Had you asked me 5 years ago whether we’d ever see flying taxi cabs in the skies of our larger cities during our lifetime, I’d have laughed it off with a resounding “no”.
Now please wait for a moment so I can remove my foot from my mouth – because technology has evolved so much faster than I ever could imagine.
The VTOL (vertical take-off and landing) personal transportation world is working extremely hard to solve some of the harder problems, and several look like they have cracked the code:
First up is the Ehang 184 personal passenger drone (seen above). From a distance, this machine really does remind you of a drone. It flies thanks to four arms, each with 2 propellers. Once completed and ready to fly, it’ll whisk its passengers away at speeds of up to 100km/h (62mph). Its maximum altitude is 3,300 meters (11,000 feet), which is about 3000 meters higher than I’d feel comfortable with…
Inside its small cabin are all the amenities you’d expect from what is essentially a private helicopter; air conditioning, 4G wireless hotspot, reading lights and enough storage space for a backpack. Whether or not the Ehang 184 will ever enter true passenger service is still unknown – the company has been dealing with some internal issues, but confirms they will start flight testing soon.

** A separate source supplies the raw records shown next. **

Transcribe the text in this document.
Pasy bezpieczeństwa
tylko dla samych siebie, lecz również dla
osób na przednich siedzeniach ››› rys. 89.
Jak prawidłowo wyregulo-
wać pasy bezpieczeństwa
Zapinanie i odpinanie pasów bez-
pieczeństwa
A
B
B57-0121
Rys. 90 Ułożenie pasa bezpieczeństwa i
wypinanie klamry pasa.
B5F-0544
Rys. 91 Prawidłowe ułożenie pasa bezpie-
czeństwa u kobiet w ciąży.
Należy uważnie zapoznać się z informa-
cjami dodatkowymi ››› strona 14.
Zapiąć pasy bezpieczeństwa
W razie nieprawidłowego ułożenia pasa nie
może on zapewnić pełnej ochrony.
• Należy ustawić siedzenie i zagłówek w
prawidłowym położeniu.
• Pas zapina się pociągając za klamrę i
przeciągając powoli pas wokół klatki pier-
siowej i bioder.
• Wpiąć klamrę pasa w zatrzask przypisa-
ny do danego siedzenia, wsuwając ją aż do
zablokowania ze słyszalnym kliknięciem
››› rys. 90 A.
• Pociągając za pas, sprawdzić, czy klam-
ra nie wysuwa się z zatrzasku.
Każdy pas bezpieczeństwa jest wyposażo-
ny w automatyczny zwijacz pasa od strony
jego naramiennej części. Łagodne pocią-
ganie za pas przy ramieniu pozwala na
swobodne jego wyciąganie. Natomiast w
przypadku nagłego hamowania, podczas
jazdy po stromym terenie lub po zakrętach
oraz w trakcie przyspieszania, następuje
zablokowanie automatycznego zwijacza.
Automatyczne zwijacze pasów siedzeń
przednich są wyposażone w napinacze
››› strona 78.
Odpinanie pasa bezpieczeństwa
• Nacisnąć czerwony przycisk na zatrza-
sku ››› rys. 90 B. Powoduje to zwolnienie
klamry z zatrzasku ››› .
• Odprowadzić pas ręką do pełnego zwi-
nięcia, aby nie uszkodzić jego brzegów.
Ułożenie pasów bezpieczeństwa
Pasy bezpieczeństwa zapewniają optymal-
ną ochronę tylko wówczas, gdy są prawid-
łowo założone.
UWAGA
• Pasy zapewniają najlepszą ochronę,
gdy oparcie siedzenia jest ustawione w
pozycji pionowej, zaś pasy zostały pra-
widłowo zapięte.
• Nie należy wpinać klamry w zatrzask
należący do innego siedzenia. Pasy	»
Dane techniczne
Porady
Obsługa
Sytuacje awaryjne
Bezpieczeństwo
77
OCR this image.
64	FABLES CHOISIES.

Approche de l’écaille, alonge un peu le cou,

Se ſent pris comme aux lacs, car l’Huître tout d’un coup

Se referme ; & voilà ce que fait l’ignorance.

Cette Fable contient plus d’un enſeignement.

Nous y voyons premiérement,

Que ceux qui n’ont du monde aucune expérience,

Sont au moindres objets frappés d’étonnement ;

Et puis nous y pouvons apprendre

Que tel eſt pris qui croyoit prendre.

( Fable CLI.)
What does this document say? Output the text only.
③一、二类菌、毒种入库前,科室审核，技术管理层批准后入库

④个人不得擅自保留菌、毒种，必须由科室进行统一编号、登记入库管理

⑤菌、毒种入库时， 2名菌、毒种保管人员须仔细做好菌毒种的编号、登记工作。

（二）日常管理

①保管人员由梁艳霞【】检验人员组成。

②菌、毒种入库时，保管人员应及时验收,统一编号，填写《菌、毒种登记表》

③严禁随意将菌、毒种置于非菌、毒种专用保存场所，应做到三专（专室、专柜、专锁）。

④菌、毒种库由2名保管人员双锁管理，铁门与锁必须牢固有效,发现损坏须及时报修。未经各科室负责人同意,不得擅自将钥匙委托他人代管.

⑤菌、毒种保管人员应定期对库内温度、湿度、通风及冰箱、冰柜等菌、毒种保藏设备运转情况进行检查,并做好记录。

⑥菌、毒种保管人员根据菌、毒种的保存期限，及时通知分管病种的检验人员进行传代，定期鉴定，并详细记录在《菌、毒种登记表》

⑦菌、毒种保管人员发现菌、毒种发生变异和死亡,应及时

The next personal transporter is a bit closer to reality thankfully. Startup Lilium just secured an additional 90 million to continue developing its electric powered VTOL beast. Equipped with dual jet engines, the craft takes off, then rotates its jets and whisks you away. The concept is very much like Boeing’s Osprey, or even the rotating nozzle technology on the Harrier Jump Jet. Behind Lilium are some pretty big names in aerospace; the European Space Agency and Airbus have committed money and engineers, and most recently the company snapped up Audi’s head of autonomous driving.
Lilium told reporters last year that they’d be performing manned flight tests in 2019, but that seemed a bit ambitious at the time. Even more ambitious is their goal of full flight service by 2025.
Both of these devices rely on battery power to fly – and if you’ve ever flown a drone, you’ll know that current battery technology stinks.
The future of these companies relies on the energy world developing new battery compositions, because without that, they’ll probably be limited to the same 25 minute range most drone pilots deal with at the moment. Other hurdles include suitable landing spots (one does not simply land a jet anywhere they want), as well as a whole host of regulatory issues. Current regulations do not permit battery operated aircraft for passenger use.
What are your thoughts on personal VTOL aircraft? Could you see yourself booking a flying Uber, and being dropped off right outside your first class flight to Dubai?